While the NASCAR season-ending Chase for the Sprint Cup won't end until November, the world of computer-simulated stock cars crowned its champion this week, with Paul Alfalla driving his No. 2 Chevy Impala to a fifth-place finish on iRacing's virtual Miami-Homestead race track. His prizes include $10,500, championship swag delivered at the actual NASCAR race and having his name join a growing list of desk jockeys who could see time on real pavement.
Simulated racing has grown far past the point of just another networked game; iRacing's top series has backing from NASCAR, Formula 1 and other racing bodies, and the contests can be as competitive -- and nearly as complicated in vehicle set-up -- as those on a real track. Dozens of professional racers use iRacing rigs to practice unfamiliar tracks, and while the system can't model every moving part of a racecar, its approximations are close enough for most. One example: Earlier this year, real-world NASCAR teams started picking up speed by putting more "skew" in their rear suspensions, letting their cars slide through corners faster -- a trick the iRacing teams stumbled onto nearly simultaneously.
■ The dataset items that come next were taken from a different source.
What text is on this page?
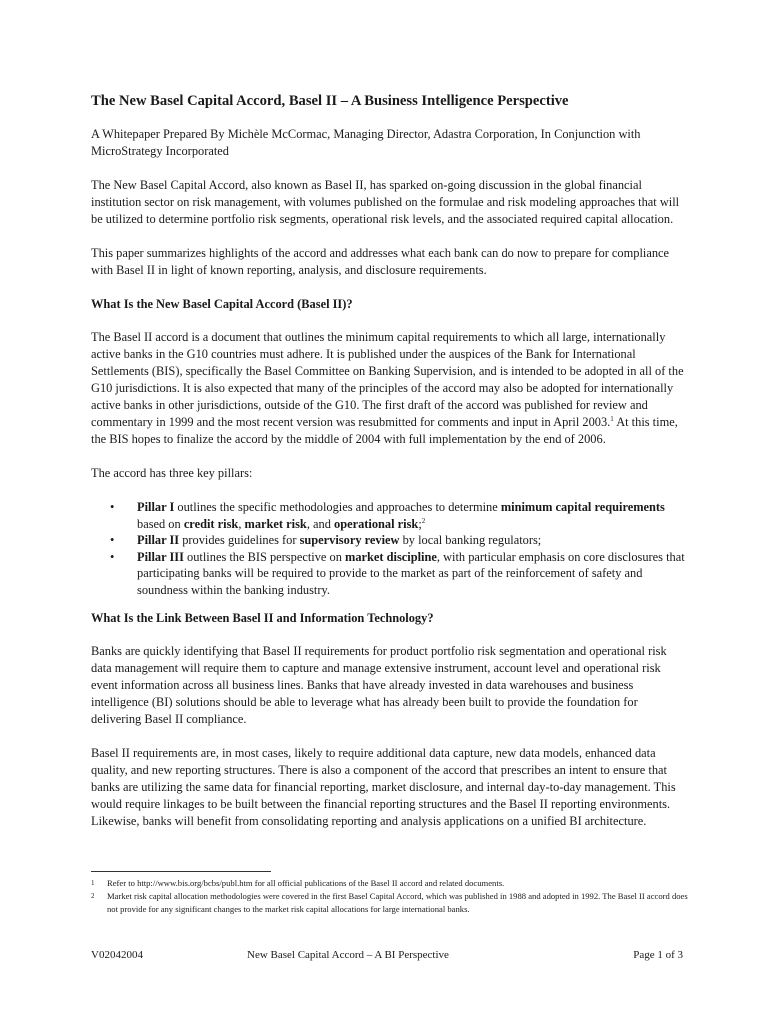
The New Basel Capital Accord, Basel II – A Business Intelligence Perspective
A Whitepaper Prepared By Michèle McCormac, Managing Director, Adastra Corporation, In Conjunction with MicroStrategy Incorporated

The New Basel Capital Accord, also known as Basel II, has sparked on-going discussion in the global financial institution sector on risk management, with volumes published on the formulae and risk modeling approaches that will be utilized to determine portfolio risk segments, operational risk levels, and the associated required capital allocation.

This paper summarizes highlights of the accord and addresses what each bank can do now to prepare for compliance with Basel II in light of known reporting, analysis, and disclosure requirements.

What Is the New Basel Capital Accord (Basel II)?

The Basel II accord is a document that outlines the minimum capital requirements to which all large, internationally active banks in the G10 countries must adhere. It is published under the auspices of the Bank for International Settlements (BIS), specifically the Basel Committee on Banking Supervision, and is intended to be adopted in all of the G10 jurisdictions. It is also expected that many of the principles of the accord may also be adopted for internationally active banks in other jurisdictions, outside of the G10. The first draft of the accord was published for review and commentary in 1999 and the most recent version was resubmitted for comments and input in April 2003.$^1$ At this time, the BIS hopes to finalize the accord by the middle of 2004 with full implementation by the end of 2006.

The accord has three key pillars:

• Pillar I outlines the specific methodologies and approaches to determine minimum capital requirements based on credit risk, market risk, and operational risk;$^2$
• Pillar II provides guidelines for supervisory review by local banking regulators;
• Pillar III outlines the BIS perspective on market discipline, with particular emphasis on core disclosures that participating banks will be required to provide to the market as part of the reinforcement of safety and soundness within the banking industry.
What Is the Link Between Basel II and Information Technology?

Banks are quickly identifying that Basel II requirements for product portfolio risk segmentation and operational risk data management will require them to capture and manage extensive instrument, account level and operational risk event information across all business lines. Banks that have already invested in data warehouses and business intelligence (BI) solutions should be able to leverage what has already been built to provide the foundation for delivering Basel II compliance.

Basel II requirements are, in most cases, likely to require additional data capture, new data models, enhanced data quality, and new reporting structures. There is also a component of the accord that prescribes an intent to ensure that banks are utilizing the same data for financial reporting, market disclosure, and internal day-to-day management. This would require linkages to be built between the financial reporting structures and the Basel II reporting environments. Likewise, banks will benefit from consolidating reporting and analysis applications on a unified BI architecture.

1 Refer to http://www.bis.org/bcbs/publ.htm for all official publications of the Basel II accord and related documents.
2 Market risk capital allocation methodologies were covered in the first Basel Capital Accord, which was published in 1988 and adopted in 1992. The Basel II accord does not provide for any significant changes to the market risk capital allocations for large international banks.
V02042004	New Basel Capital Accord – A BI Perspective	Page 1 of 3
Alfalla, a student at Florida Gulf Coast University, has ranked among the premier iRacing members since winning the top-level NASCAR league last year. Many young racers also use iRacing for training, but the service has not turned desktop-only drivers into track heroes; iRacing road course champion Greger Huttu first turn in a real car ended with car sickness. Other players have made the leap, namely from the Nissan-sponsored academy for gamers of Sony's Gran Turismo. Alfalla has said he'd like a shot at a real ride, and given how much practice he's had behind the wheel of his monitor, he'd have more experience than some stock-car wannabes.